On Thu, 03 Oct 96 21:24:09 GMT, [log in to unmask] wrote:
>I understand that non-exempt UK residents pay a charge of 5.50 p for
>each prescribed item. I also understand that a considerable number of
>products cost much less than the present level of the charge.
>1) How can GPs resist the pressure from the patient to prescribe on
>"private" form or just to indicate the therapy that is then prescribed
>by another doctor?
Generally it is against our Terms and Conditions of Service for GPs to
write private prescriptions for NHS patients. Whether that applies to
this situation is arguable, but I use it to let me off the hook. One
problem is that we cannot know what retail price and private
dispensing fee a pharmacist might charge, so it is often impossible to
know whether the drug would be cheaper on private script without
ringing the patient's favourite chemist first, and I have better
things to do!
I can only recall one or two occasions when I have been asked about
it. One reason for this may be that only about 20% (I think) of
prescriptions are paid for - most of our customers are either under
16, over 60, below the income threshold or have prepayment
certificates.
>2) isn't there an incentive to prescribe very long therapies with the
>risk that the dispensed drug is not used?

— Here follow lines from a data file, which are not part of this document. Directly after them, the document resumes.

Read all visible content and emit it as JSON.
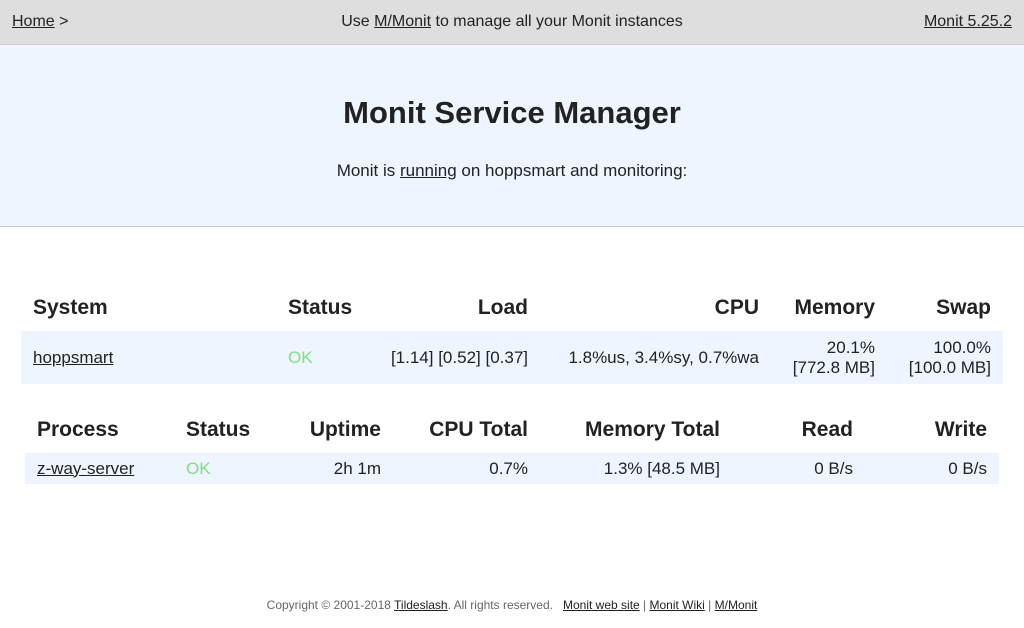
{
  "topbar": {
    "home_label": "Home",
    "home_sep": " >",
    "center_prefix": "Use ",
    "center_link": "M/Monit",
    "center_suffix": " to manage all your Monit instances",
    "version": "Monit 5.25.2"
  },
  "header": {
    "title": "Monit Service Manager",
    "sub_prefix": "Monit is ",
    "sub_link": "running",
    "sub_suffix": " on hoppsmart and monitoring:"
  },
  "system_table": {
    "headers": [
      "System",
      "Status",
      "Load",
      "CPU",
      "Memory",
      "Swap"
    ],
    "row": {
      "name": "hoppsmart",
      "status": "OK",
      "load": "[1.14] [0.52] [0.37]",
      "cpu": "1.8%us, 3.4%sy, 0.7%wa",
      "memory_pct": "20.1%",
      "memory_amt": "[772.8 MB]",
      "swap_pct": "100.0%",
      "swap_amt": "[100.0 MB]"
    }
  },
  "process_table": {
    "headers": [
      "Process",
      "Status",
      "Uptime",
      "CPU Total",
      "Memory Total",
      "Read",
      "Write"
    ],
    "row": {
      "name": "z-way-server",
      "status": "OK",
      "uptime": "2h 1m",
      "cpu_total": "0.7%",
      "memory_total": "1.3% [48.5 MB]",
      "read": "0 B/s",
      "write": "0 B/s"
    }
  },
  "footer": {
    "copyright_prefix": "Copyright © 2001-2018 ",
    "company": "Tildeslash",
    "rights": ". All rights reserved.",
    "link_site": "Monit web site",
    "link_wiki": "Monit Wiki",
    "link_mmonit": "M/Monit",
    "separator": " | "
  },
  "colors": {
    "ok_status": "#7fe07f",
    "header_bg": "#eef5fe",
    "topbar_bg": "#dedede"
  }
}
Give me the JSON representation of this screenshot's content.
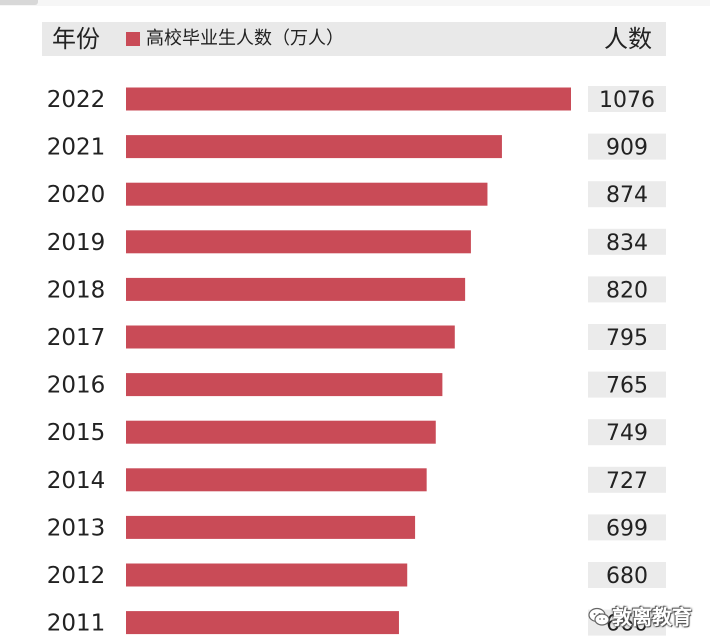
{
  "header": {
    "year_title": "年份",
    "legend_text": "高校毕业生人数（万人）",
    "count_title": "人数"
  },
  "colors": {
    "bar": "#c94b57",
    "value_bg": "#ebebeb",
    "header_bg": "#e9e9e9"
  },
  "watermark": {
    "text": "敦离教育",
    "icon": "wechat-icon"
  },
  "chart_data": {
    "type": "bar",
    "orientation": "horizontal",
    "categories": [
      "2022",
      "2021",
      "2020",
      "2019",
      "2018",
      "2017",
      "2016",
      "2015",
      "2014",
      "2013",
      "2012",
      "2011"
    ],
    "series": [
      {
        "name": "高校毕业生人数（万人）",
        "values": [
          1076,
          909,
          874,
          834,
          820,
          795,
          765,
          749,
          727,
          699,
          680,
          660
        ]
      }
    ],
    "data_labels": [
      "1076",
      "909",
      "874",
      "834",
      "820",
      "795",
      "765",
      "749",
      "727",
      "699",
      "680",
      "660"
    ],
    "grid": false,
    "legend_position": "top"
  }
}
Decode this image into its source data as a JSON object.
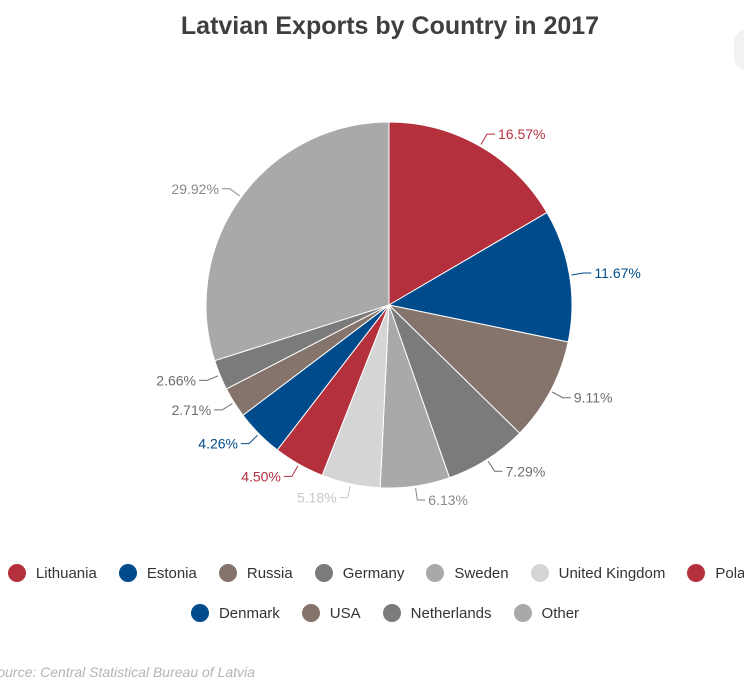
{
  "chart_data": {
    "type": "pie",
    "title": "Latvian Exports by Country in 2017",
    "slices": [
      {
        "name": "Lithuania",
        "value": 16.57,
        "label": "16.57%",
        "color": "#b5303d",
        "label_color": "#b5303d"
      },
      {
        "name": "Estonia",
        "value": 11.67,
        "label": "11.67%",
        "color": "#004b8c",
        "label_color": "#004b8c"
      },
      {
        "name": "Russia",
        "value": 9.11,
        "label": "9.11%",
        "color": "#85746b",
        "label_color": "#6d6d6d"
      },
      {
        "name": "Germany",
        "value": 7.29,
        "label": "7.29%",
        "color": "#7b7b7b",
        "label_color": "#6d6d6d"
      },
      {
        "name": "Sweden",
        "value": 6.13,
        "label": "6.13%",
        "color": "#a9a9a9",
        "label_color": "#8a8a8a"
      },
      {
        "name": "United Kingdom",
        "value": 5.18,
        "label": "5.18%",
        "color": "#d5d5d5",
        "label_color": "#c8c8c8"
      },
      {
        "name": "Poland",
        "value": 4.5,
        "label": "4.50%",
        "color": "#b5303d",
        "label_color": "#b5303d"
      },
      {
        "name": "Denmark",
        "value": 4.26,
        "label": "4.26%",
        "color": "#004b8c",
        "label_color": "#004b8c"
      },
      {
        "name": "USA",
        "value": 2.71,
        "label": "2.71%",
        "color": "#85746b",
        "label_color": "#6d6d6d"
      },
      {
        "name": "Netherlands",
        "value": 2.66,
        "label": "2.66%",
        "color": "#7b7b7b",
        "label_color": "#6d6d6d"
      },
      {
        "name": "Other",
        "value": 29.92,
        "label": "29.92%",
        "color": "#a9a9a9",
        "label_color": "#8a8a8a"
      }
    ],
    "legend_position": "bottom",
    "source": "Source: Central Statistical Bureau of Latvia"
  }
}
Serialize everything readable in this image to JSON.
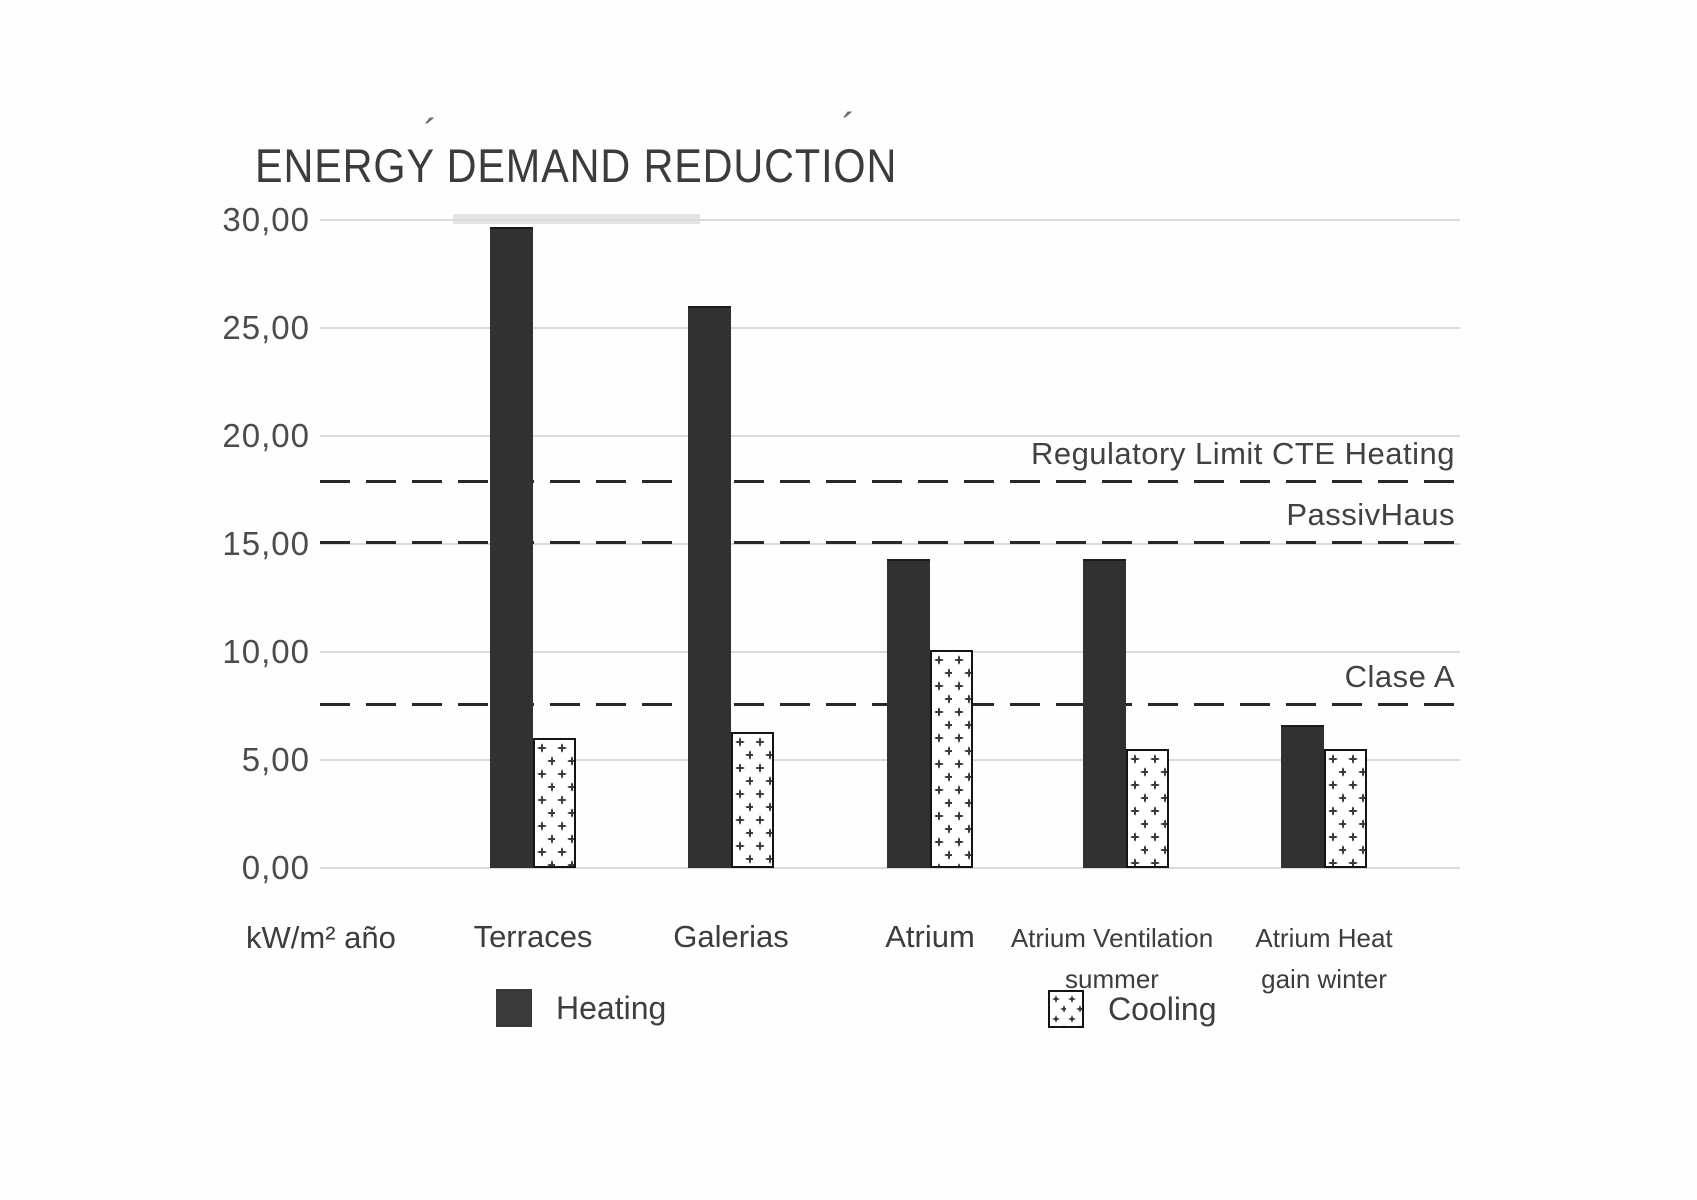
{
  "chart_data": {
    "type": "bar",
    "title": "ENERGY DEMAND REDUCTION",
    "unit_label": "kW/m² año",
    "categories": [
      "Terraces",
      "Galerias",
      "Atrium",
      "Atrium Ventilation summer",
      "Atrium Heat gain winter"
    ],
    "category_label_lines": [
      [
        "Terraces"
      ],
      [
        "Galerias"
      ],
      [
        "Atrium"
      ],
      [
        "Atrium Ventilation",
        "summer"
      ],
      [
        "Atrium Heat",
        "gain winter"
      ]
    ],
    "series": [
      {
        "name": "Heating",
        "style": "solid-dark",
        "color": "#313131",
        "values": [
          29.7,
          26.0,
          14.3,
          14.3,
          6.6
        ]
      },
      {
        "name": "Cooling",
        "style": "plus-hatch",
        "color": "#ffffff",
        "values": [
          6.0,
          6.3,
          10.1,
          5.5,
          5.5
        ]
      }
    ],
    "ylim": [
      0,
      30
    ],
    "ytick_labels": [
      "30,00",
      "25,00",
      "20,00",
      "15,00",
      "10,00",
      "5,00",
      "0,00"
    ],
    "grid": "horizontal",
    "legend": [
      "Heating",
      "Cooling"
    ],
    "legend_position": "bottom",
    "reference_lines": [
      {
        "label": "Regulatory Limit CTE Heating",
        "value": 17.9
      },
      {
        "label": "PassivHaus",
        "value": 15.1
      },
      {
        "label": "Clase A",
        "value": 7.6
      }
    ]
  },
  "artifacts": {
    "accent_over_demand": "´",
    "accent_after_reduction": "´"
  }
}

Yes. We usually give 8 weeks supply for long term drugs. This is
partly for our benefit, to reduce the chore of prescription signing. I
understand that there is talk of allowing long term prescriptions to
be dispensed in installments by pharmacists, which sounds like an
excellent idea for all concerned.
>Also, is there someone who can tell me which are the main drugs that
>were blacklisted in 1995? I have found many articles saying that in
>1995 the blacklisted products were extended, but in no one I have
>found the name of the products.
All NHS GPs are sent a list of the blacklisted drugs but it is long
and I don't have a scanner! They are also indicated in the standard
references such as the British National Formulary (BNF). So far they
mainly cover things like benzodiazepine tranquillisers and the
blacklisted drugs tend to be non essential or "me too" drugs of
dubious value, so I can't say I feel restricted by the current list.
As I understand it the original list was imposed without consultation
with the profession and contained some serious errors which had to be
corrected. There have also been rumours of its extension to more
important areas such as contraception.